Readers will find themselves astonished at the extraordinary range of this book. Beginning by resurrecting an obscure Scandinavian philosopher, Peter Wessel Zapffe, Ligotti takes us on a tour of both philosophy and literature that manages to include Schopenhauer, Anne Radcliffe, Thomas De Quincy, H.P. Lovecraft, and Poe. This is no simple ornamental display of learning and range; Ligotti has insights into each of these figures that cut like a razor. He is absolutely unrelenting in his effort to push ideas to their logical conclusions.

But there’s an important response to Ligotti’s claims. He fails to fully engage with the problem of political, as opposed to personal, nihilism. The great majority of humanity has, Ligotti points out, simply decided that “being alive is all right”, despite manifest evidence to the contrary. Our political struggles, this would seem to suggest, are manifestations of our unwillingness to recognize the “malignancy” of life. In this, free market libertarians, neo-conservatives, fascists, and socialists could be said to share a common taste for an eschaton, a way out of the morass.

But I don’t buy it. This idea has a rather common sense answer, one perhaps best summed up in one of Orwell’s most appealing defenses of socialism, an essay cheekily entitled ” Can Socialists be Happy?” No workers paradise, Orwell insisted, would end human suffering or, indeed, human capacity for evil and cruelty. But, it’s an act of bad faith to reason from this that a politics that decreases human suffering is not preferable to one that increases it.

Such commitments might well be an example of what Ligotti describes as Peter Wessel Zappfe’s concept of “anchoring”, the attempt to “stabilize our lives in the tempestuous waters of chaos.” Maybe so, but isn’t bird watching a preferable sort of anchoring in comparison to fascism? Isn’t struggling against fascism even better? (Zappfe is quoted at length, here. His work, “The Last Messiah”, can be read in English translation here on Philosophy Now.)

This doesn’t mean he’s ultimately wrong about his thoroughly depressing conception of what existence means.

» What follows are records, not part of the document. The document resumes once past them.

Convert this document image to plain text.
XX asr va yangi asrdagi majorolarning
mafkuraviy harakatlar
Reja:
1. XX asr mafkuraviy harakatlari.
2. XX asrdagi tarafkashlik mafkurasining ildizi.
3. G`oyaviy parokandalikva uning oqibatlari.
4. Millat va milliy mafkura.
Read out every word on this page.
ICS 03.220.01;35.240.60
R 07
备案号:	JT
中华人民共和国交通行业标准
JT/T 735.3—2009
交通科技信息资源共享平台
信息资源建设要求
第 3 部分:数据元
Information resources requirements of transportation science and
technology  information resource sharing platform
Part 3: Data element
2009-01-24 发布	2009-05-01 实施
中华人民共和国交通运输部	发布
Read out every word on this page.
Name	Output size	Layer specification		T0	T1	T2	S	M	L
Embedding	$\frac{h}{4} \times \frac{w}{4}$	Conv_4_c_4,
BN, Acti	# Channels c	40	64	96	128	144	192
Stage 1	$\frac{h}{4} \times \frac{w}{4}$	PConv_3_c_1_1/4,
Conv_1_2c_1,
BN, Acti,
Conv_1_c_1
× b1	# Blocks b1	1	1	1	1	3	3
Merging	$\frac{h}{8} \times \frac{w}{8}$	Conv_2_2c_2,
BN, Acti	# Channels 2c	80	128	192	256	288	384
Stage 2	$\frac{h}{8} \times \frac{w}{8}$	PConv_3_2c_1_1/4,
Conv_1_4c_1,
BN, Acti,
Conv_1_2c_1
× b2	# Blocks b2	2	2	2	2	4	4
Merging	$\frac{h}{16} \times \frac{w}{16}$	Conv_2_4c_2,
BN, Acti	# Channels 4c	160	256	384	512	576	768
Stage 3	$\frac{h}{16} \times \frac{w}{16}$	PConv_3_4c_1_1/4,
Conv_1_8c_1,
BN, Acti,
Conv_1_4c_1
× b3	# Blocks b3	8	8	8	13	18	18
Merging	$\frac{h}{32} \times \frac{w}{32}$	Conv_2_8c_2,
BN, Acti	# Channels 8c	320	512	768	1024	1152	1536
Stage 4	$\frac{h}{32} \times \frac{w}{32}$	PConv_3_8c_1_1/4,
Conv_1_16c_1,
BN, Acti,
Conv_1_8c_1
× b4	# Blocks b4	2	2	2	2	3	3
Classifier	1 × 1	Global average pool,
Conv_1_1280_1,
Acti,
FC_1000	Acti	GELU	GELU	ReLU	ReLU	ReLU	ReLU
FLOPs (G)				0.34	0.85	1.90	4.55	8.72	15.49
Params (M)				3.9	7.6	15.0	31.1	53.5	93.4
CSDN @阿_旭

Indeed, The book should be read, and here some will vociferously disagree, as a kind of self-help book, perhaps an anti-self help book given its theme. If you, like me, have suffered from clinical depression, you may think a work of philosophical pessimism precisely the book you should not read. Isn’t the world, and certain chemical combinations in our own brains, fairly constantly telling us we don’t matter that much anyway? Given the outcry over simple, empathetic stories like the TV show, 13 Reasons Why, it’s hard to imagine what suicide prevention culture would think of Ligotti’s black ruminations.

From another perspective, however, it’s a wonderfully liberating book. Ligotti leaves the reader with no answers. He’s obviously an anti-natalist but doesn’t really think that human beings will get around to making this rather rational choice. He doesn’t advocate suicide and I refuse to believe that anyone not already ready to take that leap into the dark would do it because they read this dour book. Indeed, it helps prove the author’s point if the illusory goodness of life, the smiling mask, can be ripped away by a book, a song, a movie, or a TV series

This may be the best book to hand a person suffering from depression. It certainly was good for me to re-read it after a number of years. We are having an important public discussion about removing the shame and silence surrounding depression and mental health issues more generally. The Conspiracy Against the Human Race deserves some place in this conversation. Depressed? You have reason to be and yet neither you nor your depression matters that much to a cold cosmos. You don’t have to smile, you don’t have to cheer up. You are not the one pretending. You just find yourself, Ligotti writes, “in an abyss of lucidity.”